Victor Canning is best known as a prolific writer of novels and thrillers, he was a wartime friend of Eric Ambler, in the 1950s, 60s and 70s. However, his first book, published in 1934 in the UK and two years later as Mr Finchley’s Holiday, was this rather charming and funny journey of self-discovery. The protagonist, Mr Finchley, in early drafts his name was Mr Pitcheley, is an unmarried, chubby, dyspeptic solicitor’s clerk who had never taken a holiday. The death of his boss and Mr Sprake’s assumption of the reins of power changes all that. Finchley’s dutiful service is rewarded with a three-week holiday.

And where better in the 1930s to spend three weeks than in Margate? Having booked his accommodation at the Kent resort, Mr Finchley sets off for his holiday. But he never gets there. Whiling away some time before catching his train, he is prevailed upon to look after a Bentley. Feeling a little tired, Finchley stretches out in the back of the car and, surprise, surprise, finds that it has been stolen and that he has now been kidnapped by a gang of criminals. And so begins a series of improbable escapades.
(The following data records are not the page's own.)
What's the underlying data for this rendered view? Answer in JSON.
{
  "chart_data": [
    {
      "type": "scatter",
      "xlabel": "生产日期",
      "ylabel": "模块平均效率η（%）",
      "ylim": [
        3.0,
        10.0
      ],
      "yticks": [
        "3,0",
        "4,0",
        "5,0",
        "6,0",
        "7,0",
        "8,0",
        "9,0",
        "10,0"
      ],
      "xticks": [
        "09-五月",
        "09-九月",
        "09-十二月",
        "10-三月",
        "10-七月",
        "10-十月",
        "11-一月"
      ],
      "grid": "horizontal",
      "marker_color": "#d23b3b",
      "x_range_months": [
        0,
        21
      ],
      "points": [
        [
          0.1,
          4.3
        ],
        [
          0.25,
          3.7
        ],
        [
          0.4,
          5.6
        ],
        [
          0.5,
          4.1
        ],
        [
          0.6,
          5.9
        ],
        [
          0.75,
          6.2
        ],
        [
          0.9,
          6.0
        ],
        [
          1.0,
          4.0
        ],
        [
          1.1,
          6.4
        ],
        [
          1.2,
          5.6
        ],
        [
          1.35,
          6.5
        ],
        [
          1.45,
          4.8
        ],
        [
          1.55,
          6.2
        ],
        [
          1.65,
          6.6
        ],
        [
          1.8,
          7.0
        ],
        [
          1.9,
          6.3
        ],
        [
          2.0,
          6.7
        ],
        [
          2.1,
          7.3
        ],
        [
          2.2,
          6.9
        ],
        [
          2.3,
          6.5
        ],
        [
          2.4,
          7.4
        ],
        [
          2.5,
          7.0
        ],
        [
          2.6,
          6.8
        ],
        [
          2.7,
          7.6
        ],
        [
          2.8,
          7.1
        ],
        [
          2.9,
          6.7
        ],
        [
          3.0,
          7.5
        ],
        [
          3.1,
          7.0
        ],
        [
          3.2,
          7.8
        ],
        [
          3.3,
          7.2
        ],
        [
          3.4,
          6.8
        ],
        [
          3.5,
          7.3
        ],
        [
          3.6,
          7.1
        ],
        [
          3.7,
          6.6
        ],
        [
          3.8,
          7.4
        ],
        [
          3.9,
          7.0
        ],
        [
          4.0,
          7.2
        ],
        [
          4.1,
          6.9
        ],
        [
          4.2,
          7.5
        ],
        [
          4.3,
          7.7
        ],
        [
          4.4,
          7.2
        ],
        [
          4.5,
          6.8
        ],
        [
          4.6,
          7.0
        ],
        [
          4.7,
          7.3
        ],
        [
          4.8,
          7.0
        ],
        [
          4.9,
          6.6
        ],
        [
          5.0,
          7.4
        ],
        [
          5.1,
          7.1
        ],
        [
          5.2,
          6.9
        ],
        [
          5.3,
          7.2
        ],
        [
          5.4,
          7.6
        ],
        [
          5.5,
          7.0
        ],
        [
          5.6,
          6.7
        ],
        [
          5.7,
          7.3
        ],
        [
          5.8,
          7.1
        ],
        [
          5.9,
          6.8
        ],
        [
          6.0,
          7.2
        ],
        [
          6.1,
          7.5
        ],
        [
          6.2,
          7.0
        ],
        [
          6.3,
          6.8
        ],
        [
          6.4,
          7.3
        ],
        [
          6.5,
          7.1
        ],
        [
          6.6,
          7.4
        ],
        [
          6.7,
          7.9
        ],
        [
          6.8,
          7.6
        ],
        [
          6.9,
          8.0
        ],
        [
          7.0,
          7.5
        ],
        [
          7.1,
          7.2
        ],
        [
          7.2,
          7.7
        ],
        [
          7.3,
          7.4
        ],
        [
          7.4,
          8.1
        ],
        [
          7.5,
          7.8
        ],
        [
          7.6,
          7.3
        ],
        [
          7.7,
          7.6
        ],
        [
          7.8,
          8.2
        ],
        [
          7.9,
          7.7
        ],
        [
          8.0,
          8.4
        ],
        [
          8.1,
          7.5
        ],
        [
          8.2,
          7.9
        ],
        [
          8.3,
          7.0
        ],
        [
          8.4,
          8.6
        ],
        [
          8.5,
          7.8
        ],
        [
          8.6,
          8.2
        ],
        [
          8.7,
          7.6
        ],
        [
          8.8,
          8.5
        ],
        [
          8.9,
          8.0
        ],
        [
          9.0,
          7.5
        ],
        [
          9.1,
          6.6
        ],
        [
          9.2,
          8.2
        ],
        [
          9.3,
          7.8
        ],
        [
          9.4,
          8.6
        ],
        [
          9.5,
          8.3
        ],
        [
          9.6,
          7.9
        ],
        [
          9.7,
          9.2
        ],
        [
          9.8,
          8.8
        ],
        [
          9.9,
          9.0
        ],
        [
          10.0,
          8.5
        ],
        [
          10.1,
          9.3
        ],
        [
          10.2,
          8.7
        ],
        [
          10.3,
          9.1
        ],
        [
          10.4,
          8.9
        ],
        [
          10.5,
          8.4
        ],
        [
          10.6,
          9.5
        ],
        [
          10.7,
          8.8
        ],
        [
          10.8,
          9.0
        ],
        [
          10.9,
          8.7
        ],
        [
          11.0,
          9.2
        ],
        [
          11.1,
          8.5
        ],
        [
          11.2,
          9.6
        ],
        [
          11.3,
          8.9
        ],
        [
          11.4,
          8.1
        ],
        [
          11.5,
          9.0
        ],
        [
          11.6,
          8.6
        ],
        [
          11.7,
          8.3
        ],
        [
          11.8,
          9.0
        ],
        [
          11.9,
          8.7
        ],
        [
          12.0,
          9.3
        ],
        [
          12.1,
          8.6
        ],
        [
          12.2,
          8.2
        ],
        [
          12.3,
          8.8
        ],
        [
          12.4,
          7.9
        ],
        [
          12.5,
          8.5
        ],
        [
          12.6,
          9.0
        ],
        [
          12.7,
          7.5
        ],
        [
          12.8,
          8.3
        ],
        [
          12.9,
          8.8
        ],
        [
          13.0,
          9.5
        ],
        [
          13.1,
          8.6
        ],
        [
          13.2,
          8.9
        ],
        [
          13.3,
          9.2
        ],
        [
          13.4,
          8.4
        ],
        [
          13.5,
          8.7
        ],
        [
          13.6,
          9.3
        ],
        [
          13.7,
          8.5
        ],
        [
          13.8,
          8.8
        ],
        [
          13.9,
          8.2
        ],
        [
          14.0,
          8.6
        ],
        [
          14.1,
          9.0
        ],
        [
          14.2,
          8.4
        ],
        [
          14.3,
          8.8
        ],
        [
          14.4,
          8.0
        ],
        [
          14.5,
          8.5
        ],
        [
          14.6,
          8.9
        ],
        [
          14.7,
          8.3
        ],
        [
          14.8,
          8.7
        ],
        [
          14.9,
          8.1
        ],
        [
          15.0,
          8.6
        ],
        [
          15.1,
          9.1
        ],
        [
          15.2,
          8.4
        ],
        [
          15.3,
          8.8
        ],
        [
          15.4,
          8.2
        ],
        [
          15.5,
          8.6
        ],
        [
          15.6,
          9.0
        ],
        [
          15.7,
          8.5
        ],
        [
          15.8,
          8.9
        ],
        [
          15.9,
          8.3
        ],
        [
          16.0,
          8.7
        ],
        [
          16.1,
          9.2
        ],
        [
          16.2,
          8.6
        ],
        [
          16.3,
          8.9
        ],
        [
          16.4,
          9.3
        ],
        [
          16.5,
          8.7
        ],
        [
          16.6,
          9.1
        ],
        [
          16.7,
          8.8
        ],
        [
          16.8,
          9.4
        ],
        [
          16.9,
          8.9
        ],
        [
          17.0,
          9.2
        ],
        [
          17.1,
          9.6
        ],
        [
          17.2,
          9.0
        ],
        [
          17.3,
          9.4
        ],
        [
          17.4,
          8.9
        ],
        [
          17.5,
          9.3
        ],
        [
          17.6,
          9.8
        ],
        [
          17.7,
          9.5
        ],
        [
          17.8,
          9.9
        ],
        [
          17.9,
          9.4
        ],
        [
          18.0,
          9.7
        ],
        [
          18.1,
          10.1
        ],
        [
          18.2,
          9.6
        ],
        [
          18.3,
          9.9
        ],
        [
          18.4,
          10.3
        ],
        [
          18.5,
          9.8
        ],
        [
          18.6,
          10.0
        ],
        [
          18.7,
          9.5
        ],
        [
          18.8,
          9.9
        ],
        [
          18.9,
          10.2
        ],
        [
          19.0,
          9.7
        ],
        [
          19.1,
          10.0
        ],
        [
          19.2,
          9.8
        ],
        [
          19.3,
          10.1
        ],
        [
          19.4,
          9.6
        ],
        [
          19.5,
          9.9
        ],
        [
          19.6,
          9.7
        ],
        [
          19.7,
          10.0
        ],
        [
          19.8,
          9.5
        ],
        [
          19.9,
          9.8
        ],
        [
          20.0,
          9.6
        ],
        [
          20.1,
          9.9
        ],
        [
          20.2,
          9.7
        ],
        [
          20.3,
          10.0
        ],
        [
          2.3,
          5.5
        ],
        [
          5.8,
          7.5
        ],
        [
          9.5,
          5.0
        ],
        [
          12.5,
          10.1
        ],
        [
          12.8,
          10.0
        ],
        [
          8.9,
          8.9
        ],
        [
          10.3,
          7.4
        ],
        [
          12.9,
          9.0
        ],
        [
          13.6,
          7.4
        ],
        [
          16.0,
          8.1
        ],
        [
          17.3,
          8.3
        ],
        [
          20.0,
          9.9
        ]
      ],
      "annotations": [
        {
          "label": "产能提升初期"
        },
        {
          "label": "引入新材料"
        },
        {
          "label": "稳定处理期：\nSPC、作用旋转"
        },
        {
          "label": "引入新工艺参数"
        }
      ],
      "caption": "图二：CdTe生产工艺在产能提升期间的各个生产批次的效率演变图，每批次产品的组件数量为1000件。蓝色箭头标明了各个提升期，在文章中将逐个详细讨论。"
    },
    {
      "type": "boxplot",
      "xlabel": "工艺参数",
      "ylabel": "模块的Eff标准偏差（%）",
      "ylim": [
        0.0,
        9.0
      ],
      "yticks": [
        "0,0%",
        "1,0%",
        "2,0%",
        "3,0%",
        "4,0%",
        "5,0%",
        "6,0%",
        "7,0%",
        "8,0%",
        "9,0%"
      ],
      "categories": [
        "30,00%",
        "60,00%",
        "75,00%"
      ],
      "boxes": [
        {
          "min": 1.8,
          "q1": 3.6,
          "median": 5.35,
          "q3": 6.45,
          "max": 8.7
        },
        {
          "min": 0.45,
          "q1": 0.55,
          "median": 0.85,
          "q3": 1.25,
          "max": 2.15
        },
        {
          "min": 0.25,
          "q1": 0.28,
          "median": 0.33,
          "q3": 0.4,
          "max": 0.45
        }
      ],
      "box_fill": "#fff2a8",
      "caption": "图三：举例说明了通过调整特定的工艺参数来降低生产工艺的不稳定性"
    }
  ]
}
To modern eyes there may be too much easy stereotyping, people are labelled lunatics and gypsies, and an underlying moralistic tone in the book, but it is an easy and engaging read. Finchley manages to escape from the clutches of the criminal gang, and realising that his plans to enjoy his holiday in Margate, sets out west, reaching Land’s End before returning home. Along the way, he has adventure after adventure. He encounters many people who in one way or another have fallen on hard times and are living an itinerant lifestyle, including gentlemen of the road aka tramps, artists, travellers and gypsies. To make ends meet he takes a job at a fair and then sells petrol. He takes part in the obligatory game of cricket and towards the end of the book, becomes the innocent party to a smuggling expedition.

What is surprising is the dark undercurrent to life on the road. Finchley is forever being threatened with violence, on occasions threats turn to blows, and is nearly strangled to death. There is a dark side to the bucolic idyll that Canning paints. The humour is gentle and the book, effectively a comedic travelogue, reminded me of Jerome K Jerome’s Three Men in a Boat but, in truth, it is not as funny.

Journeys which transform people’s lives are a modern-day trope, I usually blanche when I hear someone say they have been on a journey, but this is a fair summary of Finchley’s experiences. As Canning wrote, “he still suffered from indigestion. He was still bald. He still loved his pipe. Yet he was different…” There are two more books in the Mr Finchley series which I will probably read at some point. Farrago Books are to be commended for bringing this thirties’ gem back into print.